For women like her

Another victim of the crossfire:

AS Scotland emerged from lockdown restrictions in the summer of 2021 Mandy Rhodes began to feel deeply uncomfortable at her work. As the long-time editor of Holyrood magazine, Ms Rhodes is one of Scotland’s most influential political journalists. Her workplace is the Scottish Parliament where she has been reporting and commenting on the business of government for nearly 20 years.

Well we know how that’s going to go.

In recent years she’s become one of several prominent feminists who have found themselves targeted by transgender activists for espousing gender-critical views. Yet, nothing in her long career had prepared her for what she calls the malice beginning to filtrate Scotland’s corridors of power.

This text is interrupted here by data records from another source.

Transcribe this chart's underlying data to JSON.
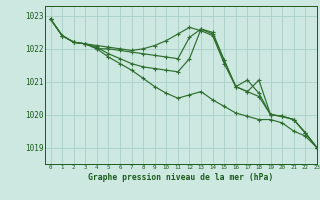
{
  "background_color": "#cce8e0",
  "grid_color": "#aacfc8",
  "line_color": "#2d6e2d",
  "text_color": "#1a5c1a",
  "xlabel": "Graphe pression niveau de la mer (hPa)",
  "ylim": [
    1018.5,
    1023.3
  ],
  "xlim": [
    -0.5,
    23
  ],
  "yticks": [
    1019,
    1020,
    1021,
    1022,
    1023
  ],
  "xticks": [
    0,
    1,
    2,
    3,
    4,
    5,
    6,
    7,
    8,
    9,
    10,
    11,
    12,
    13,
    14,
    15,
    16,
    17,
    18,
    19,
    20,
    21,
    22,
    23
  ],
  "series": [
    [
      1022.9,
      1022.4,
      1022.2,
      1022.15,
      1022.0,
      1022.0,
      1021.95,
      1021.9,
      1021.85,
      1021.8,
      1021.75,
      1021.7,
      1022.35,
      1022.6,
      1022.45,
      1021.65,
      1020.85,
      1021.05,
      1020.65,
      1020.0,
      1019.95,
      1019.85,
      1019.45,
      1019.0
    ],
    [
      1022.9,
      1022.4,
      1022.2,
      1022.15,
      1022.1,
      1022.05,
      1022.0,
      1021.95,
      1022.0,
      1022.1,
      1022.25,
      1022.45,
      1022.65,
      1022.55,
      1022.4,
      1021.55,
      1020.85,
      1020.7,
      1021.05,
      1020.0,
      1019.95,
      1019.85,
      1019.45,
      1019.0
    ],
    [
      1022.9,
      1022.4,
      1022.2,
      1022.15,
      1022.05,
      1021.85,
      1021.7,
      1021.55,
      1021.45,
      1021.4,
      1021.35,
      1021.3,
      1021.7,
      1022.6,
      1022.5,
      1021.65,
      1020.85,
      1020.7,
      1020.55,
      1020.0,
      1019.95,
      1019.85,
      1019.45,
      1019.0
    ],
    [
      1022.9,
      1022.4,
      1022.2,
      1022.15,
      1022.0,
      1021.75,
      1021.55,
      1021.35,
      1021.1,
      1020.85,
      1020.65,
      1020.5,
      1020.6,
      1020.7,
      1020.45,
      1020.25,
      1020.05,
      1019.95,
      1019.85,
      1019.85,
      1019.75,
      1019.5,
      1019.35,
      1019.0
    ]
  ]
}
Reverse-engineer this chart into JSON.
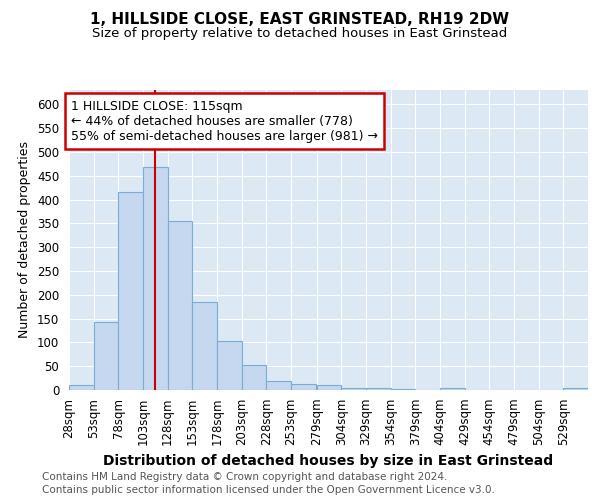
{
  "title": "1, HILLSIDE CLOSE, EAST GRINSTEAD, RH19 2DW",
  "subtitle": "Size of property relative to detached houses in East Grinstead",
  "xlabel": "Distribution of detached houses by size in East Grinstead",
  "ylabel": "Number of detached properties",
  "bin_labels": [
    "28sqm",
    "53sqm",
    "78sqm",
    "103sqm",
    "128sqm",
    "153sqm",
    "178sqm",
    "203sqm",
    "228sqm",
    "253sqm",
    "279sqm",
    "304sqm",
    "329sqm",
    "354sqm",
    "379sqm",
    "404sqm",
    "429sqm",
    "454sqm",
    "479sqm",
    "504sqm",
    "529sqm"
  ],
  "bin_edges": [
    28,
    53,
    78,
    103,
    128,
    153,
    178,
    203,
    228,
    253,
    279,
    304,
    329,
    354,
    379,
    404,
    429,
    454,
    479,
    504,
    529,
    554
  ],
  "bar_heights": [
    10,
    143,
    415,
    468,
    355,
    185,
    103,
    53,
    18,
    13,
    10,
    5,
    4,
    3,
    1,
    4,
    0,
    0,
    0,
    0,
    4
  ],
  "bar_color": "#c5d8ef",
  "bar_edge_color": "#7aadd4",
  "property_size": 115,
  "property_line_color": "#cc0000",
  "annotation_line1": "1 HILLSIDE CLOSE: 115sqm",
  "annotation_line2": "← 44% of detached houses are smaller (778)",
  "annotation_line3": "55% of semi-detached houses are larger (981) →",
  "annotation_box_color": "#ffffff",
  "annotation_box_edge_color": "#cc0000",
  "ylim": [
    0,
    630
  ],
  "yticks": [
    0,
    50,
    100,
    150,
    200,
    250,
    300,
    350,
    400,
    450,
    500,
    550,
    600
  ],
  "footer_line1": "Contains HM Land Registry data © Crown copyright and database right 2024.",
  "footer_line2": "Contains public sector information licensed under the Open Government Licence v3.0.",
  "plot_bg_color": "#dce9f5",
  "fig_bg_color": "#ffffff",
  "grid_color": "#ffffff",
  "title_fontsize": 11,
  "subtitle_fontsize": 9.5,
  "xlabel_fontsize": 10,
  "ylabel_fontsize": 9,
  "tick_fontsize": 8.5,
  "footer_fontsize": 7.5,
  "annotation_fontsize": 9
}
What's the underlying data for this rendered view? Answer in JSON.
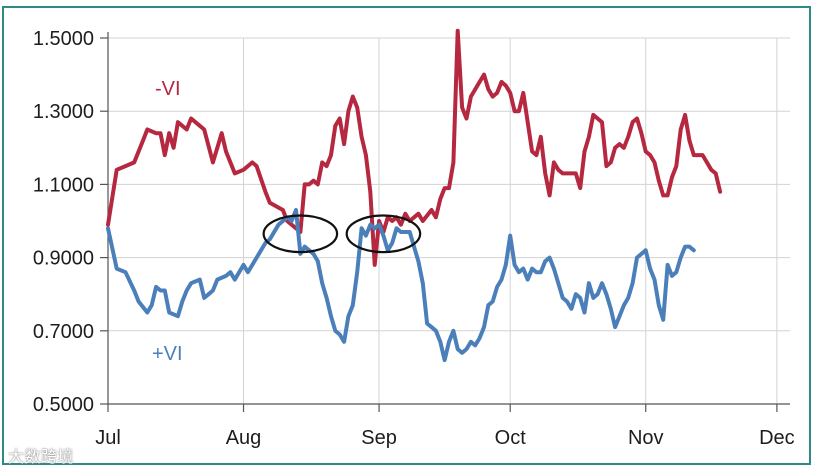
{
  "chart_data": {
    "type": "line",
    "title": "",
    "xlabel": "",
    "ylabel": "",
    "ylim": [
      0.5,
      1.5
    ],
    "y_ticks": [
      "0.5000",
      "0.7000",
      "0.9000",
      "1.1000",
      "1.3000",
      "1.5000"
    ],
    "y_tick_values": [
      0.5,
      0.7,
      0.9,
      1.1,
      1.3,
      1.5
    ],
    "x_ticks": [
      "Jul",
      "Aug",
      "Sep",
      "Oct",
      "Nov",
      "Dec"
    ],
    "x_tick_values": [
      0,
      31,
      62,
      92,
      123,
      153
    ],
    "xlim": [
      0,
      156
    ],
    "grid": true,
    "x_unit": "days",
    "series": [
      {
        "name": "-VI",
        "color": "#b5283f",
        "points": [
          [
            0,
            0.99
          ],
          [
            2,
            1.14
          ],
          [
            4,
            1.15
          ],
          [
            6,
            1.16
          ],
          [
            8,
            1.22
          ],
          [
            9,
            1.25
          ],
          [
            11,
            1.24
          ],
          [
            12,
            1.24
          ],
          [
            13,
            1.18
          ],
          [
            14,
            1.24
          ],
          [
            15,
            1.2
          ],
          [
            16,
            1.27
          ],
          [
            18,
            1.25
          ],
          [
            19,
            1.28
          ],
          [
            21,
            1.26
          ],
          [
            22,
            1.25
          ],
          [
            24,
            1.16
          ],
          [
            26,
            1.24
          ],
          [
            27,
            1.19
          ],
          [
            28,
            1.16
          ],
          [
            29,
            1.13
          ],
          [
            31,
            1.14
          ],
          [
            33,
            1.16
          ],
          [
            34,
            1.15
          ],
          [
            36,
            1.08
          ],
          [
            37,
            1.05
          ],
          [
            40,
            1.03
          ],
          [
            41,
            1.0
          ],
          [
            43,
            0.98
          ],
          [
            44,
            0.97
          ],
          [
            45,
            1.1
          ],
          [
            46,
            1.1
          ],
          [
            47,
            1.11
          ],
          [
            48,
            1.1
          ],
          [
            49,
            1.16
          ],
          [
            50,
            1.15
          ],
          [
            51,
            1.18
          ],
          [
            52,
            1.26
          ],
          [
            53,
            1.28
          ],
          [
            54,
            1.21
          ],
          [
            55,
            1.3
          ],
          [
            56,
            1.34
          ],
          [
            57,
            1.31
          ],
          [
            58,
            1.23
          ],
          [
            59,
            1.18
          ],
          [
            60,
            1.08
          ],
          [
            61,
            0.88
          ],
          [
            62,
            1.0
          ],
          [
            63,
            0.97
          ],
          [
            64,
            1.01
          ],
          [
            65,
            1.0
          ],
          [
            66,
            1.01
          ],
          [
            67,
            0.99
          ],
          [
            68,
            1.02
          ],
          [
            69,
            1.0
          ],
          [
            71,
            1.02
          ],
          [
            72,
            1.0
          ],
          [
            74,
            1.03
          ],
          [
            75,
            1.01
          ],
          [
            76,
            1.06
          ],
          [
            77,
            1.09
          ],
          [
            78,
            1.09
          ],
          [
            79,
            1.16
          ],
          [
            80,
            1.52
          ],
          [
            81,
            1.31
          ],
          [
            82,
            1.28
          ],
          [
            83,
            1.34
          ],
          [
            85,
            1.38
          ],
          [
            86,
            1.4
          ],
          [
            87,
            1.36
          ],
          [
            88,
            1.34
          ],
          [
            89,
            1.35
          ],
          [
            90,
            1.38
          ],
          [
            91,
            1.37
          ],
          [
            92,
            1.35
          ],
          [
            93,
            1.3
          ],
          [
            94,
            1.3
          ],
          [
            95,
            1.35
          ],
          [
            96,
            1.27
          ],
          [
            97,
            1.19
          ],
          [
            98,
            1.18
          ],
          [
            99,
            1.23
          ],
          [
            100,
            1.13
          ],
          [
            101,
            1.07
          ],
          [
            102,
            1.16
          ],
          [
            103,
            1.14
          ],
          [
            104,
            1.13
          ],
          [
            106,
            1.13
          ],
          [
            107,
            1.13
          ],
          [
            108,
            1.09
          ],
          [
            109,
            1.19
          ],
          [
            110,
            1.23
          ],
          [
            111,
            1.29
          ],
          [
            112,
            1.28
          ],
          [
            113,
            1.27
          ],
          [
            114,
            1.15
          ],
          [
            115,
            1.16
          ],
          [
            116,
            1.2
          ],
          [
            117,
            1.21
          ],
          [
            118,
            1.2
          ],
          [
            119,
            1.23
          ],
          [
            120,
            1.27
          ],
          [
            121,
            1.28
          ],
          [
            122,
            1.24
          ],
          [
            123,
            1.19
          ],
          [
            124,
            1.18
          ],
          [
            125,
            1.16
          ],
          [
            126,
            1.11
          ],
          [
            127,
            1.07
          ],
          [
            128,
            1.07
          ],
          [
            129,
            1.12
          ],
          [
            130,
            1.15
          ],
          [
            131,
            1.25
          ],
          [
            132,
            1.29
          ],
          [
            133,
            1.22
          ],
          [
            134,
            1.18
          ],
          [
            135,
            1.18
          ],
          [
            136,
            1.18
          ],
          [
            137,
            1.16
          ],
          [
            138,
            1.14
          ],
          [
            139,
            1.13
          ],
          [
            140,
            1.08
          ]
        ]
      },
      {
        "name": "+VI",
        "color": "#4a7fba",
        "points": [
          [
            0,
            0.98
          ],
          [
            2,
            0.87
          ],
          [
            4,
            0.86
          ],
          [
            6,
            0.81
          ],
          [
            7,
            0.78
          ],
          [
            9,
            0.75
          ],
          [
            10,
            0.77
          ],
          [
            11,
            0.82
          ],
          [
            12,
            0.81
          ],
          [
            13,
            0.81
          ],
          [
            14,
            0.75
          ],
          [
            16,
            0.74
          ],
          [
            17,
            0.78
          ],
          [
            18,
            0.81
          ],
          [
            19,
            0.83
          ],
          [
            21,
            0.84
          ],
          [
            22,
            0.79
          ],
          [
            23,
            0.8
          ],
          [
            24,
            0.81
          ],
          [
            25,
            0.84
          ],
          [
            27,
            0.85
          ],
          [
            28,
            0.86
          ],
          [
            29,
            0.84
          ],
          [
            31,
            0.88
          ],
          [
            32,
            0.86
          ],
          [
            33,
            0.88
          ],
          [
            35,
            0.92
          ],
          [
            36,
            0.94
          ],
          [
            37,
            0.95
          ],
          [
            39,
            0.99
          ],
          [
            41,
            1.01
          ],
          [
            42,
            1.0
          ],
          [
            43,
            1.03
          ],
          [
            44,
            0.91
          ],
          [
            45,
            0.93
          ],
          [
            46,
            0.92
          ],
          [
            47,
            0.91
          ],
          [
            48,
            0.89
          ],
          [
            49,
            0.83
          ],
          [
            50,
            0.79
          ],
          [
            51,
            0.74
          ],
          [
            52,
            0.7
          ],
          [
            53,
            0.69
          ],
          [
            54,
            0.67
          ],
          [
            55,
            0.74
          ],
          [
            56,
            0.77
          ],
          [
            57,
            0.86
          ],
          [
            58,
            0.98
          ],
          [
            59,
            0.96
          ],
          [
            60,
            0.99
          ],
          [
            61,
            0.98
          ],
          [
            62,
            0.99
          ],
          [
            63,
            0.96
          ],
          [
            64,
            0.92
          ],
          [
            65,
            0.94
          ],
          [
            66,
            0.98
          ],
          [
            67,
            0.97
          ],
          [
            68,
            0.97
          ],
          [
            69,
            0.97
          ],
          [
            70,
            0.93
          ],
          [
            71,
            0.89
          ],
          [
            72,
            0.83
          ],
          [
            73,
            0.72
          ],
          [
            74,
            0.71
          ],
          [
            75,
            0.7
          ],
          [
            76,
            0.67
          ],
          [
            77,
            0.62
          ],
          [
            78,
            0.67
          ],
          [
            79,
            0.7
          ],
          [
            80,
            0.65
          ],
          [
            81,
            0.64
          ],
          [
            82,
            0.65
          ],
          [
            83,
            0.67
          ],
          [
            84,
            0.66
          ],
          [
            85,
            0.68
          ],
          [
            86,
            0.71
          ],
          [
            87,
            0.77
          ],
          [
            88,
            0.78
          ],
          [
            89,
            0.82
          ],
          [
            90,
            0.84
          ],
          [
            91,
            0.88
          ],
          [
            92,
            0.96
          ],
          [
            93,
            0.88
          ],
          [
            94,
            0.86
          ],
          [
            95,
            0.87
          ],
          [
            96,
            0.84
          ],
          [
            97,
            0.87
          ],
          [
            98,
            0.86
          ],
          [
            99,
            0.86
          ],
          [
            100,
            0.89
          ],
          [
            101,
            0.9
          ],
          [
            102,
            0.87
          ],
          [
            103,
            0.83
          ],
          [
            104,
            0.79
          ],
          [
            105,
            0.78
          ],
          [
            106,
            0.76
          ],
          [
            107,
            0.8
          ],
          [
            108,
            0.79
          ],
          [
            109,
            0.75
          ],
          [
            110,
            0.83
          ],
          [
            111,
            0.79
          ],
          [
            112,
            0.8
          ],
          [
            113,
            0.83
          ],
          [
            114,
            0.8
          ],
          [
            115,
            0.76
          ],
          [
            116,
            0.71
          ],
          [
            117,
            0.74
          ],
          [
            118,
            0.77
          ],
          [
            119,
            0.79
          ],
          [
            120,
            0.83
          ],
          [
            121,
            0.9
          ],
          [
            122,
            0.91
          ],
          [
            123,
            0.92
          ],
          [
            124,
            0.87
          ],
          [
            125,
            0.84
          ],
          [
            126,
            0.77
          ],
          [
            127,
            0.73
          ],
          [
            128,
            0.88
          ],
          [
            129,
            0.85
          ],
          [
            130,
            0.86
          ],
          [
            131,
            0.9
          ],
          [
            132,
            0.93
          ],
          [
            133,
            0.93
          ],
          [
            134,
            0.92
          ]
        ]
      }
    ],
    "annotations": [
      {
        "shape": "ellipse",
        "x": 44,
        "y": 0.965,
        "rx": 4,
        "ry": 0.05
      },
      {
        "shape": "ellipse",
        "x": 63,
        "y": 0.965,
        "rx": 4,
        "ry": 0.05
      }
    ]
  },
  "watermark": "大数跨境"
}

Infiltrate, I think he means. Or insinuate it way into, or similar.

She recalls a day in August 2020 when she says it became clear to her that the Scottish Parliament could no longer be considered a welcoming place for women like her who were refusing to remain silent over trans issues.

“I was applying the final touches to a magazine looking back at that term in Parliament and had asked each of the party leaders to reflect on what they felt had been achieved in the preceding months. We were sitting almost on deadline, waiting for Patrick Harvie’s piece to come in.”

Patrick Harvie:  Scottish Green Party, MSP for Glasgow.

“Eventually, it came through very late at night. Basically, it was a diatribe about how Holyrood magazine was part of a transphobic campaign and how much I was personally part of it.

“No one who knows me would ever describe me as shy and retiring. Yet I sat in my office crying. It felt like I was – and I don’t like the term ‘bullying’ as it’s used far too much – under siege at that point. I found it very disturbing that a political leader would send me something I’d requested for publication in the nation’s only political magazine and which is part of the architecture around that parliament and use it to call me a transphobe. So, for me going into Parliament now in the knowledge that there are people there who think I’m a bigot is truly astonishing.”

The term “bullying” does get used a lot, but on the other hand there is a lot of it, so that’s at least part of why it’s used a lot. Often it’s the only word that really names what we’re talking about, so we end up having to use it.